By Representative Dr. Ron Paul
Throughout the presidential election controversy,
we have been bombarded with references to our sacred "democracy." Television and radio shows have been inundated with politicians worried about the "will of the people" being thwarted by the courts. Solemn warnings have been issued concerning the legitimacy of the presidency and the effects on our "democratic system" if the eventual winner did not receive the most popular votes. "I'm really in love with our democracy," one
presidential candidate gushed to a reporter. Apparently, the United
States at some point become a stealth democracy at the behest of news
directors and politicians.
The problem, of course, is that our country
is not a democracy. Our nation was founded as a constitutionally limited
republic, as any grammar school child knew just a few decades ago (remember
the Pledge of Allegiance: "and to the Republic for which it stands"...?). The Founding Fathers were concerned with liberty, not democracy. In fact, the word democracy does not appear in the Declaration of Independence or the Constitution. On the contrary, Article IV, section 4 of the Constitution is quite clear: "The
United States shall guarantee to every state in this Union a Republican Form
of Government (emphasis added). The emphasis on democracy in our modern political
discourse has no historical or constitutional basis.

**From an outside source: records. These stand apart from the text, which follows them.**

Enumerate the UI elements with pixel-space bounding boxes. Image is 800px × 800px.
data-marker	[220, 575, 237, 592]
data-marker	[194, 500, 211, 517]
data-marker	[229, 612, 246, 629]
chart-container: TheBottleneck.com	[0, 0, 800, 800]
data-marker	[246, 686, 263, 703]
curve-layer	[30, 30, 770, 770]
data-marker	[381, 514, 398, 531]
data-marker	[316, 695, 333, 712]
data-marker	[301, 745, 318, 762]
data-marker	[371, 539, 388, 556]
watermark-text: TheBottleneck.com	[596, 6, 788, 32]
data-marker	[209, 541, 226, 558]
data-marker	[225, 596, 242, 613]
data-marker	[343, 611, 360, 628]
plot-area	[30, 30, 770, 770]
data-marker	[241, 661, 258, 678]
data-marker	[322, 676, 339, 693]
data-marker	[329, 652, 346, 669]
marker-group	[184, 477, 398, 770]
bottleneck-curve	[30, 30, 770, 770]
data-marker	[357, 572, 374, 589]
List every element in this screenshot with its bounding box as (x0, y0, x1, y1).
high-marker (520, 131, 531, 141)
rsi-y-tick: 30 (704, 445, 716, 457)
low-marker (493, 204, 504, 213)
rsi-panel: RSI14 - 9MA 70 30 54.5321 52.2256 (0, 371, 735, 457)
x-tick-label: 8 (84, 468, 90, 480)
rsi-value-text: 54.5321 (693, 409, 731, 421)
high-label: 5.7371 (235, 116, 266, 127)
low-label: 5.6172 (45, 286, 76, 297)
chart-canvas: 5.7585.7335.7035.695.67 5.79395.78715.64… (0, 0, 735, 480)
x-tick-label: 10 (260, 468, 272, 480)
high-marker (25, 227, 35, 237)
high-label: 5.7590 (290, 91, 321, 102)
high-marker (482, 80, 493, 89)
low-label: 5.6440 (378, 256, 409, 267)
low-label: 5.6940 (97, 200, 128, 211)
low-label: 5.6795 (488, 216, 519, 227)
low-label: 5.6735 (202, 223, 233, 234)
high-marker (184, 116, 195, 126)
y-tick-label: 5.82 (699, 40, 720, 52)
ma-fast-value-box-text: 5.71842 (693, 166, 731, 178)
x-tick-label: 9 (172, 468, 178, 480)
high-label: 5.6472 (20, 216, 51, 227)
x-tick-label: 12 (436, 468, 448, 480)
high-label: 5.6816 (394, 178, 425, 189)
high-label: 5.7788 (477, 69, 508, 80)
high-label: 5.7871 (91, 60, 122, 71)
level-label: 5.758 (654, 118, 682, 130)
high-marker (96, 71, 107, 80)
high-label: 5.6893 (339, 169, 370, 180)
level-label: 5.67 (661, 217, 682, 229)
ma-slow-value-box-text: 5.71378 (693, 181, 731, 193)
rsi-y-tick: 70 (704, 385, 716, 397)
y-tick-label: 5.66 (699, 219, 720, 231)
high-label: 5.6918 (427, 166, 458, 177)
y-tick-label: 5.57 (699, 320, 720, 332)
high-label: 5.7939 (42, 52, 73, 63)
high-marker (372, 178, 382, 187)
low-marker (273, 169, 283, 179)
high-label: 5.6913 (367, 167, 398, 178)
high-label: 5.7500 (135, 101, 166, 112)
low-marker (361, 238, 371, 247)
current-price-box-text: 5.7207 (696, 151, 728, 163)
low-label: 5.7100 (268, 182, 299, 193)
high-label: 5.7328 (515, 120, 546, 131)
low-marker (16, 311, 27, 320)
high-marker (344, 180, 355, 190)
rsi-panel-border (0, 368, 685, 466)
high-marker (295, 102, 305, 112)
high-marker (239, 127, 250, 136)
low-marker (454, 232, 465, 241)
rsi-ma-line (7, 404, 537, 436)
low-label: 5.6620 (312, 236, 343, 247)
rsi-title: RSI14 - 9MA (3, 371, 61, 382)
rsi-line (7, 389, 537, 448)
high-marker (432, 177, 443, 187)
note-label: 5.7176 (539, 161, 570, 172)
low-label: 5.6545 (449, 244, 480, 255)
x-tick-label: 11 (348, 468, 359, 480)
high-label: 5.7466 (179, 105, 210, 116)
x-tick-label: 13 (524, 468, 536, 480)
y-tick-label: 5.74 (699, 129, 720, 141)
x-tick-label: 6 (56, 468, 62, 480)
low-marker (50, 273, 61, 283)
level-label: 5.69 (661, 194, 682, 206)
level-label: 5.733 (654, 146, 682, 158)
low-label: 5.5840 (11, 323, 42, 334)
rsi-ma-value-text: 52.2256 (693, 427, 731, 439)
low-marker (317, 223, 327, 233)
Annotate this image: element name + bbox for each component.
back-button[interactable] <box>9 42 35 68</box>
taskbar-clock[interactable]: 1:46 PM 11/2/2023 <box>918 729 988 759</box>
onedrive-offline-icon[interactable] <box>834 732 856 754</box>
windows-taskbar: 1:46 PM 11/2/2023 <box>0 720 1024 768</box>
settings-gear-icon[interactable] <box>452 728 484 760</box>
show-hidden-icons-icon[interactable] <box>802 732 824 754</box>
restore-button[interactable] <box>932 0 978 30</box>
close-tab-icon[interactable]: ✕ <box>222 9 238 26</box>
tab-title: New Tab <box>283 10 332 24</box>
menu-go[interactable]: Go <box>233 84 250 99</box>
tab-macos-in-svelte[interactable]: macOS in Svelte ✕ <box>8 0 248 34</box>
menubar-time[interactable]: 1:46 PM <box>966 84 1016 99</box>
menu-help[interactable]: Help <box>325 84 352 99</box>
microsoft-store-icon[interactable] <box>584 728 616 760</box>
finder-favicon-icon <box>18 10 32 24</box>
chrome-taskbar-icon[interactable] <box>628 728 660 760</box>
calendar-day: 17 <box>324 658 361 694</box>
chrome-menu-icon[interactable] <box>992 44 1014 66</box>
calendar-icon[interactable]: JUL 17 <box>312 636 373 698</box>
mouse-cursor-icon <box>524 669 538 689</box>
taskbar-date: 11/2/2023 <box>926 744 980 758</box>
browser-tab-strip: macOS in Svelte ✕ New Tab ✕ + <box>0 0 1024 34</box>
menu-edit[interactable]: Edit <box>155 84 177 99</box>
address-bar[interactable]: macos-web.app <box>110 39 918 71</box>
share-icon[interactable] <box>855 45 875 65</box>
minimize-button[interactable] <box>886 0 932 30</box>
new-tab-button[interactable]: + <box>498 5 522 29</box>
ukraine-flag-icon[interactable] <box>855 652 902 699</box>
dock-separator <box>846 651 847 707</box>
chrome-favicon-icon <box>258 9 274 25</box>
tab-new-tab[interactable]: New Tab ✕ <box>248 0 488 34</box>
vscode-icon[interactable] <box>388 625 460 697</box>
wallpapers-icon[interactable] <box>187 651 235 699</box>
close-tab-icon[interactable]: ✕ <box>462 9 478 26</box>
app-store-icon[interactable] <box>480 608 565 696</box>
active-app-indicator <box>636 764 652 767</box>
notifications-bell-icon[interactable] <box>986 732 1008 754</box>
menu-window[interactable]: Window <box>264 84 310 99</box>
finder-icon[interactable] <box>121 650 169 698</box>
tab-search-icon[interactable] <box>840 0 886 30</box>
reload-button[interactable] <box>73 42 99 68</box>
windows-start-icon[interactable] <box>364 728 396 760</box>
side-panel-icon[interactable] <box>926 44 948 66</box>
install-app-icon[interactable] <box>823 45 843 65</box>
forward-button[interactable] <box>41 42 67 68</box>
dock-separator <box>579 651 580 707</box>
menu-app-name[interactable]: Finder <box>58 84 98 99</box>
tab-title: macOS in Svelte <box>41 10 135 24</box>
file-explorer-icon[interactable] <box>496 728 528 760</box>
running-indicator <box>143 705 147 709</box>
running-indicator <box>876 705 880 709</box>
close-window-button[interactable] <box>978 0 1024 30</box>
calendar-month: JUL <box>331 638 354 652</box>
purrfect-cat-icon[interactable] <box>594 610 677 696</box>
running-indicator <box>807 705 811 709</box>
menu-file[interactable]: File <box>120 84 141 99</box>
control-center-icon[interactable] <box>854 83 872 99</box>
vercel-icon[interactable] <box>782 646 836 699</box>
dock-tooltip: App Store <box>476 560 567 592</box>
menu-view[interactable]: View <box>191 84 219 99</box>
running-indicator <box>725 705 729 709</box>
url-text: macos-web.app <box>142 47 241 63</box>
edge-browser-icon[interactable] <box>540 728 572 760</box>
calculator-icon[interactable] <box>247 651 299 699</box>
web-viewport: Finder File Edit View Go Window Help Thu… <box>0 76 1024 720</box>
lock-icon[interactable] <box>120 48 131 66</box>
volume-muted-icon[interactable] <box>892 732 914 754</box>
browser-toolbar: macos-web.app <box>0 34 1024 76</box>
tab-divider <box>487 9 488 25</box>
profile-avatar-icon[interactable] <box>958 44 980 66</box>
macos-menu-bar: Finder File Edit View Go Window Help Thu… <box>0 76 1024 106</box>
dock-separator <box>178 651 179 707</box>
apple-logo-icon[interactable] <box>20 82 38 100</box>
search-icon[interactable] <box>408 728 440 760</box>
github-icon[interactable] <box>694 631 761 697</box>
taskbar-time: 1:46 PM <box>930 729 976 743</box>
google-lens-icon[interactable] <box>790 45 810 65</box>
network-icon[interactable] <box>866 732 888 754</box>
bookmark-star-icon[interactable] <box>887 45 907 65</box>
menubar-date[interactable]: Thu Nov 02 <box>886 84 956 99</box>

In fact, the Constitution is replete with undemocratic mechanisms. The electoral college is an obvious example. Small states are represented in national elections with greater electoral power than their populations would warrant in a purely democratic system. Similarly, sparsely populated Wyoming has the same number of senators as heavily populated New York. The result is not democratic, but the Founders knew that smaller states had to be protected against overreaching federal power. The Bill of Rights provides individuals with similar protections against the majority. The First Amendment, for example, is utterly undemocratic. It was designed to protect unpopular speech against democratic fervor. Would the same politicians so enamored with democracy be willing to give up freedom of speech if the majority chose to do so?
Our Founders instituted a republican
system to protect individual rights and property rights from tyranny, regardless
of whether the tyrant was a king, a monarchy, a congress, or an unelected
mob. They believed that a representative government, restrained by the Bill
of Rights and divided into three power sharing branches, would balance the
competing interests of the population. They also knew that unbridled democracy
would lead to the same kind of tyranny suffered by the colonies under King
George. In other words, the Founders had no illusions about democracy. Democracy
represented unlimited rule by an omnipotent majority, while a constitutionally
limited republic was seen as the best system to preserve liberty. Inalienable
individual liberties enshrined in the Bill of Rights would be threatened
by the "excesses of democracy."
Last week I introduced a resolution in Congress which reaffirms our nation's republican form of government. H.Con Res 443 serves as a response to recent calls for the abolition of the electoral college. The collectivist liberals want popular national elections (rather than the electoral college system) because they know their constituencies are concentrated in certain heavily populated states. They want to nullify the voting power of the smaller, pro-liberty states. Supporters of my resolution in Congress can send a strong message that every state still matters, and that liberty is more important than shifting majority sentiment.